Es handelte sich um einen alltäglichen Fall: Der Kläger hatte einen PKW gekauft. Später stellte sich heraus, dass es sich um einen Unfallwagen gehandelt hat, dem darüber hinaus noch zahlreiche zugesicherte Eigenschaften fehlten. Der Kläger erklärte daher den Rücktritt vom Vertrag und machte Aufwendungs- und Schadensersatzansprüche geltend, und zwar bei dem LG Tübingen, in dessen Bezirk er wohnt. Das LG wies die Klage ab, da es sich für örtlich unzuständig hielt. Der Kläger hatte ausdrücklich keinen (Hilfs-)Verweisungsantrag gestellt. Dadurch bekam das OLG Stuttgart auf seine Berufung hin die Gelegenheit, sich ausführlicher zu der Frage der Zuständigkeit bei derartigen Sachverhalten zu äußern. Das OLG (Urt. v. 13.1.2016 – 9 U 183/15) bestätigte die an die Rechtsprechung des BGH angelehnte h. M. zu diesem Problemkomplex:
29 ZPO verweist für die Zuständigkeit auf materielles Recht, mithin hier auf § 269 BGB. Regelmäßig besteht kein einheitlicher Erfüllungsort, vielmehr ist für jede einzelne Pflichtverletzung gesondert anzuknüpfen. Im Zweifel ist allerdings der Wohnsitz des Schuldners Erfüllungsort. Die besonderen Umstände eines Falles können aber auch einen anderen – insbesondere auch einheitlichen – Erfüllungsort ergeben. Bei einem Kaufvertrag ist einheitlicher Erfüllungsort für alle Rückgewähransprüche nach Rücktritt vom Vertrag, jedenfalls nach beidseitiger Vertragserfüllung, der Ort, an dem sich die Kaufsache vertragsgemäß befindet. Dies gilt vor allem dann, wenn mit dem Rückgabeanspruch ein Rücknahmeanspruch korrespondiert. Wenn die ausgetauschten Leistungen Zug-um-Zug rückabzuwickeln sind, entspricht es dem mutmaßlichen Willen der Parteien, den Ort, an dem sich die gekaufte Sache befindet, auch als Erfüllungsort für die Rückzahlung des Kaufpreises anzusehen.

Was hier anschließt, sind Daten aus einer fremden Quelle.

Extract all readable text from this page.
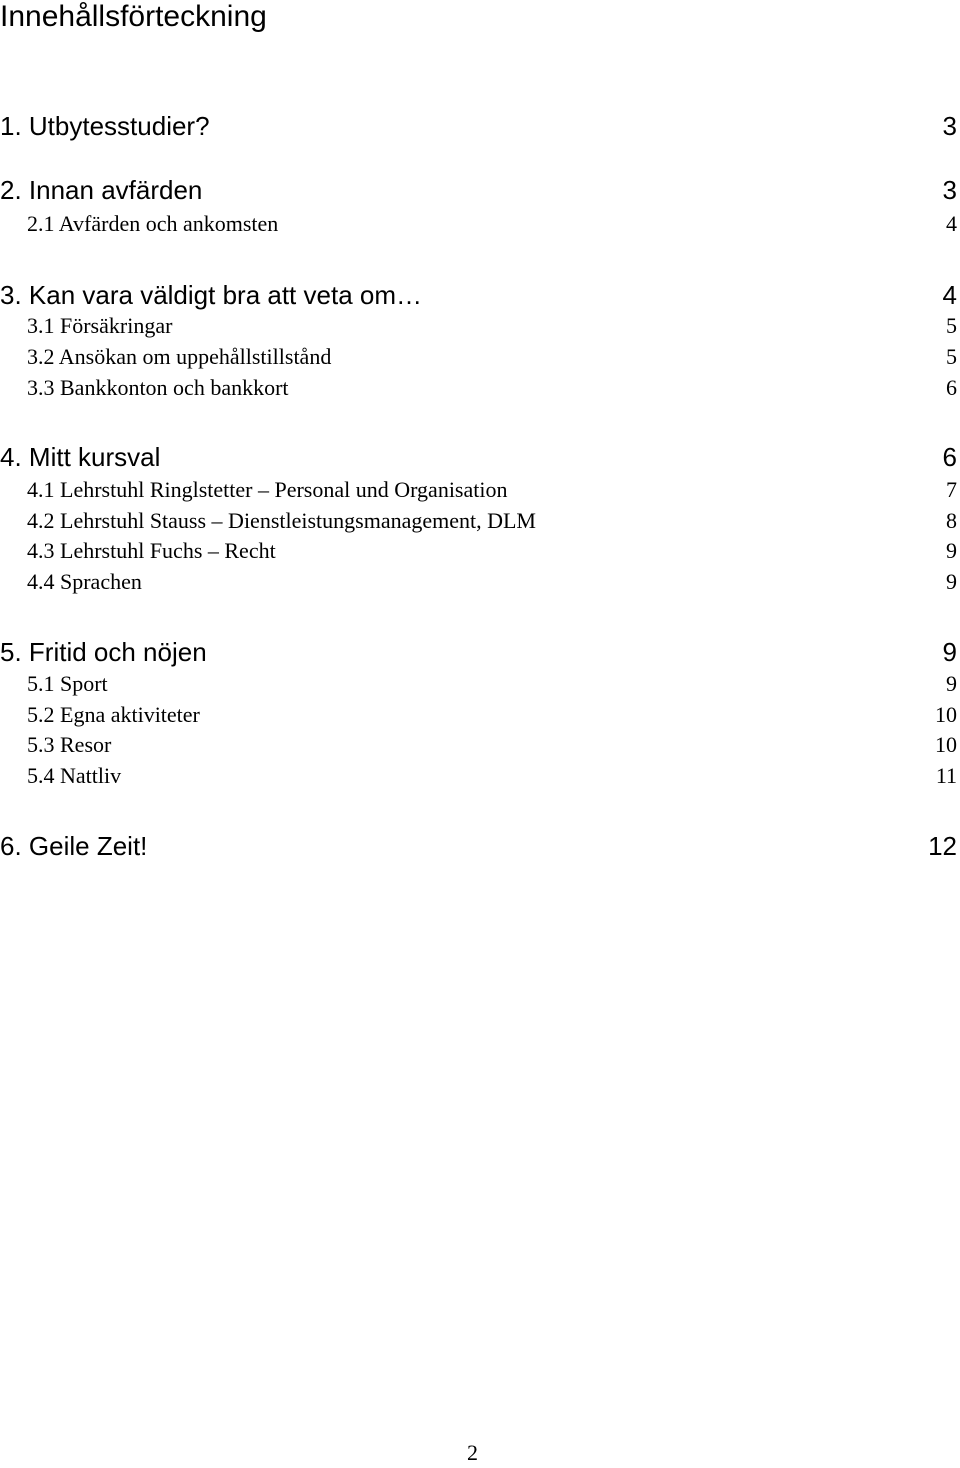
Innehållsförteckning
1. Utbytesstudier?	3
2. Innan avfärden	3
2.1 Avfärden och ankomsten	4
3. Kan vara väldigt bra att veta om…	4
3.1 Försäkringar	5
3.2 Ansökan om uppehållstillstånd	5
3.3 Bankkonton och bankkort	6
4. Mitt kursval	6
4.1 Lehrstuhl Ringlstetter – Personal und Organisation	7
4.2 Lehrstuhl Stauss – Dienstleistungsmanagement, DLM	8
4.3 Lehrstuhl Fuchs – Recht	9
4.4 Sprachen	9
5. Fritid och nöjen	9
5.1 Sport	9
5.2 Egna aktiviteter	10
5.3 Resor	10
5.4 Nattliv	11
6. Geile Zeit!	12
2
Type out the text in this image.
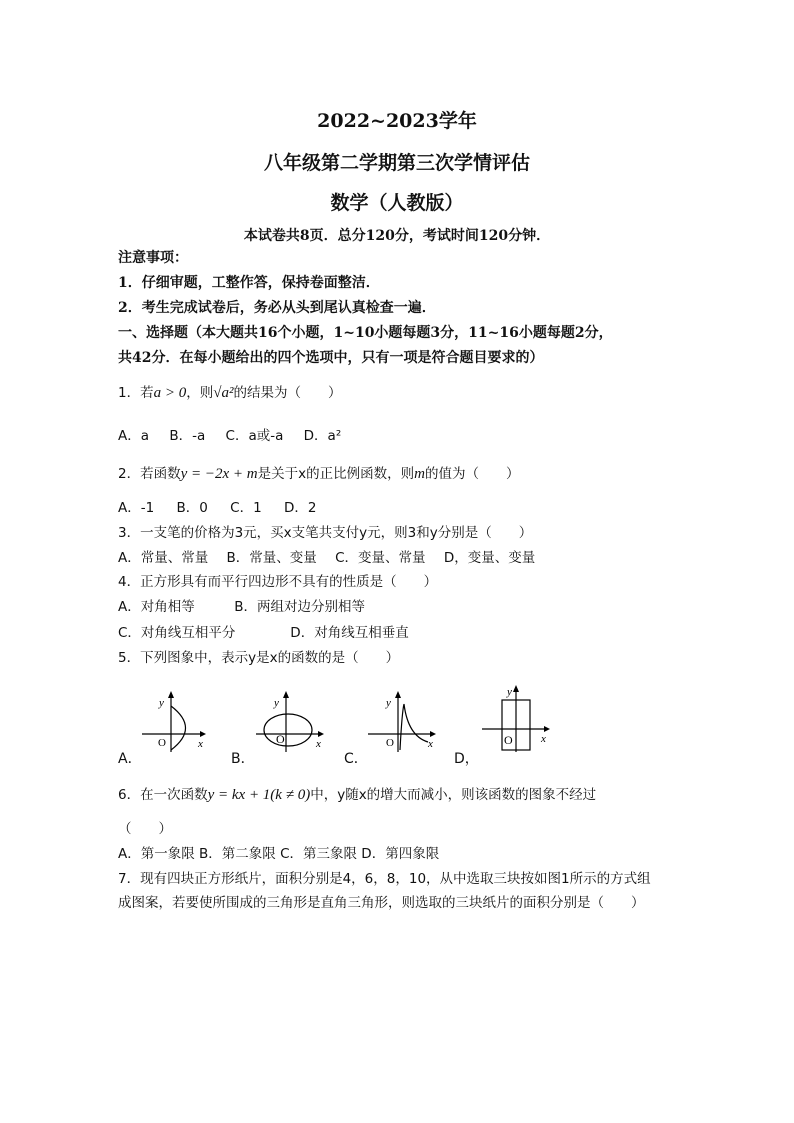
2022~2023学年
八年级第二学期第三次学情评估
数学（人教版）
本试卷共8页．总分120分，考试时间120分钟．
注意事项：
1．仔细审题，工整作答，保持卷面整洁．
2．考生完成试卷后，务必从头到尾认真检查一遍．
一、选择题（本大题共16个小题，1~10小题每题3分，11~16小题每题2分，
共42分．在每小题给出的四个选项中，只有一项是符合题目要求的）
1．若a > 0，则√a²的结果为（　　）
A．a B．-a C．a或-a D．a²
2．若函数y = −2x + m是关于x的正比例函数，则m的值为（　　）
A．-1 B．0 C．1 D．2
3．一支笔的价格为3元，买x支笔共支付y元，则3和y分别是（　　）
A．常量、常量 B．常量、变量 C．变量、常量 D，变量、变量
4．正方形具有而平行四边形不具有的性质是（　　）
A．对角相等	B．两组对边分别相等
C．对角线互相平分	D．对角线互相垂直
5．下列图象中，表示y是x的函数的是（　　）
A．	B．	C．	D，
y
x
O
y
x
O
y
x
O
y
x
O
6．在一次函数y = kx + 1(k ≠ 0)中，y随x的增大而减小，则该函数的图象不经过
（　　）
A．第一象限 B．第二象限 C．第三象限 D．第四象限
7．现有四块正方形纸片，面积分别是4，6，8，10，从中选取三块按如图1所示的方式组
成图案，若要使所围成的三角形是直角三角形，则选取的三块纸片的面积分别是（　　）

Das OLG Stuttgart führt darüber hinaus im Einzelnen aus, dass diese Grundsätze von dem BGH nicht etwa in verschiedenen Entscheidungen aufgegeben worden sind, sondern nach wie vor Bestand haben. Weiterhin wurde das Urteil des LG aufgehoben und der Rechtsstreit zur sachlichen Prüfung zurückverwiesen (§ 538 Abs. 2 Nr. 3 ZPO). Damit dürfte man hinfort von diesen Grundsätzen weiterhin ausgehen können. Diese sind auch sachgerecht und haben sich in der gerichtlichen Praxis bewährt.
Der Fall zeigt darüber hinaus, dass man als Rechtsanwalt nicht immer einen Verweisungsantrag stellen sollte, wenn das Gericht einen solchen anregt. Oftmals ist es sachgerecht, es auf eine Entscheidung des Berufungsgerichts ankommen zu lassen. Mit einem Rechtsmittel kann die Entscheidung zur Zuständigkeit nämlich – wie hier – auf ihre Richtigkeit hin überprüft werden wohingegen Verweisungsbeschlüsse regelmäßig Bestand haben (§ 281 Abs. 2 S. 4 ZPO) und nur ausnahmsweise wegen Willkür unwirksam sind (hierzu zuletzt: F. O. Fischer, MDR 2016, 500 ff.). Der eintretende Zeitverlust ist oftmals gar nicht so hoch, da derartige Verfahren von den Berufungsgerichten meist vorgezogen werden und auch eine denkbare Vorlage nach § 36 Nr. 6 ZPO bei einem Verweisungsbeschluss das Verfahren nicht unerheblich verzögert.